My point being, this is not the easiest wedding to plan. But I still think we’re doing ok… I mean, when I sit and plan and make lists and talk myself out of having an attack of the vapours over the mother-fudging cost of every mother-fudging detail, everything does seem to be ticking along ok. There’re a few things left to sort out – the coaches, Gary’s suit, the bridesmaid and flower girl dresses, the reading of the banns, those pesky 5lbs I’d quite like to lose… But the big things are sorted. The invites have gone out. The RSVPs are trickling back. People haven’t yet started turning up on our doorsteps with large mallets shouting about how complicated we’ve made everything with our double-destinations and coach ride options and hard-to-access ceremony location necessitating a one mile walk to the coach pick up point… On the contrary, most seem to be genuinely excited about the whole thing, and those who can’t certainly seem disappointed and not at all relieved…

I don’t have any real cause to feel anxious at the moment. So why, when I have no real reason for it, do I still feel that tremulous, insistent bite of panic when people ask how the wedding plans are coming along? Why do I give that nervy, wild-eyed stare and start barking off my check lists in their faces? Why do I always finish in an incrementing crescendo along the lines of: “I think we’re ok… I THINK so… There’s nothing URGENT I need to be figuring out right now… right? RIGHT? WHAT DO YOU THINK, THOUGH, IS THERE SOMETHING I’VE FORGOTTEN?”

That, I think, is the key point. Planning a wedding is just so undeniably important. It’s fun, it’s stressful, you meet wonderful people, you get frequent bubbles of joy when you plan and book a detail that’s going to be SO AMAZING, you have wine-fuelled late nights with your intended other half and plan details and share brilliance and have those moments when you look at each other and know you’re thinking the exact same thoughts… But it’s all still just so undeniably important and undeniably terrifying. And the most terrifying thing of all isn’t the cost or the potential for things to go wrong on the day or the fact it will be all over far too fast… Those are things I can’t control. I know the day won’t be entirely perfect. I’m not expecting or even hoping for perfection – after all, some of the most memorable parts of a wedding day, the incidents which inspire the funniest stories (shout out to Mrs R-C and the malfunctioning Austin Princess bridesmaid car) are the parts which go a bit haywire…

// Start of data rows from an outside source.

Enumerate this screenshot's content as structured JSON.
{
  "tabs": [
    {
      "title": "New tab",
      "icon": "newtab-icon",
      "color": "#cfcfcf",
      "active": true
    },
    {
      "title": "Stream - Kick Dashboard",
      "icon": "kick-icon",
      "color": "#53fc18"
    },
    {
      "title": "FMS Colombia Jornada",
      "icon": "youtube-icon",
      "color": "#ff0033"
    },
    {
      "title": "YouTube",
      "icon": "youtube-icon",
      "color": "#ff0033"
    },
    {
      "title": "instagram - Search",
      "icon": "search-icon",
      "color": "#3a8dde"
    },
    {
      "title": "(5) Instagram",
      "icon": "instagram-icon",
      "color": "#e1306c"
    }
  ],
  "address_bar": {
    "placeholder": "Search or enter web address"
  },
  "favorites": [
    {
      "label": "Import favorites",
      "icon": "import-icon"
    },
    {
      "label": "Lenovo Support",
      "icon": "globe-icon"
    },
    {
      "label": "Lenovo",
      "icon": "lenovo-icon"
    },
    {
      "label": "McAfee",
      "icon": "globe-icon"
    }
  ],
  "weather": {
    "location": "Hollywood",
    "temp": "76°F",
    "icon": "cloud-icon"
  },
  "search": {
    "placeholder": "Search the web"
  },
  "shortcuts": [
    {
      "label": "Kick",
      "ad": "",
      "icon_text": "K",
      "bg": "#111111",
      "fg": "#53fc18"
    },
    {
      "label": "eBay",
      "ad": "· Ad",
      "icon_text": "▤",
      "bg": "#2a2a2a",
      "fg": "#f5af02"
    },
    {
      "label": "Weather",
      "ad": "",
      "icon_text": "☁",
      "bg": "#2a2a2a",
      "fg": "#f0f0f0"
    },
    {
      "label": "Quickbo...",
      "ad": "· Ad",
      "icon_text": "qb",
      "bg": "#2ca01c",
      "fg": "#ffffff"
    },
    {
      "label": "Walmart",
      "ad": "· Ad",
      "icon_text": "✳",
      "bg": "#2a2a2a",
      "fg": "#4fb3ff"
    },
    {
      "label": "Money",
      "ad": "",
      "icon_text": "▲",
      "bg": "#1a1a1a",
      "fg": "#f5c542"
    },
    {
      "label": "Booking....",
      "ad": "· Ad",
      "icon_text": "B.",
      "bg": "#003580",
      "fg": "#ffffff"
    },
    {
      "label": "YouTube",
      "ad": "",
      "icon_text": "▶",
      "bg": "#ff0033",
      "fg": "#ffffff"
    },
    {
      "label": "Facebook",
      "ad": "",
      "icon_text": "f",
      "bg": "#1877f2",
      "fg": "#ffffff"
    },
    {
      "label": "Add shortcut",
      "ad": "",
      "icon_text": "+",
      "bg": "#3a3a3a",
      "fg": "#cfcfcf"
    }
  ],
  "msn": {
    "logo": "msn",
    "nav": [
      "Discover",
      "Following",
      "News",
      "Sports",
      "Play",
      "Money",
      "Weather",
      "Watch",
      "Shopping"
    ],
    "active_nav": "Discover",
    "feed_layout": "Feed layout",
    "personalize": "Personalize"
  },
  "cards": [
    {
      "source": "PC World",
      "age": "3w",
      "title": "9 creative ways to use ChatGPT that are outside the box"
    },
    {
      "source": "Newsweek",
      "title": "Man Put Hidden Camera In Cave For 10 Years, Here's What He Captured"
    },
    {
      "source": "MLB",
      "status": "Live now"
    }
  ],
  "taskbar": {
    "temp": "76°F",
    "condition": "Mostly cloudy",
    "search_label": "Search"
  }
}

What I am terrified about is messing something up now. I know how easy it would be for me to forget to do something, overlook some little detail which turns into a glaring, blackly obvious hole on the day itself… So please, please, Gods of all Inadvisably Complicated And Unintentionally Hazardous Events, if something is going to go wrong on my wedding day, please let it not be a big deal. Let it be funny – along the lines of a beautiful vintage car full of bridesmaids drifting to an idle stop in the middle of a busy junction as its elderly driver swears loudly… Please just don’t let it be because I forgot to return a phone call or dress a flower girl or invite a distant aunt at some point during this sticky, expensive navigation of the quagmire in which I, like so many before me, find myself currently residing.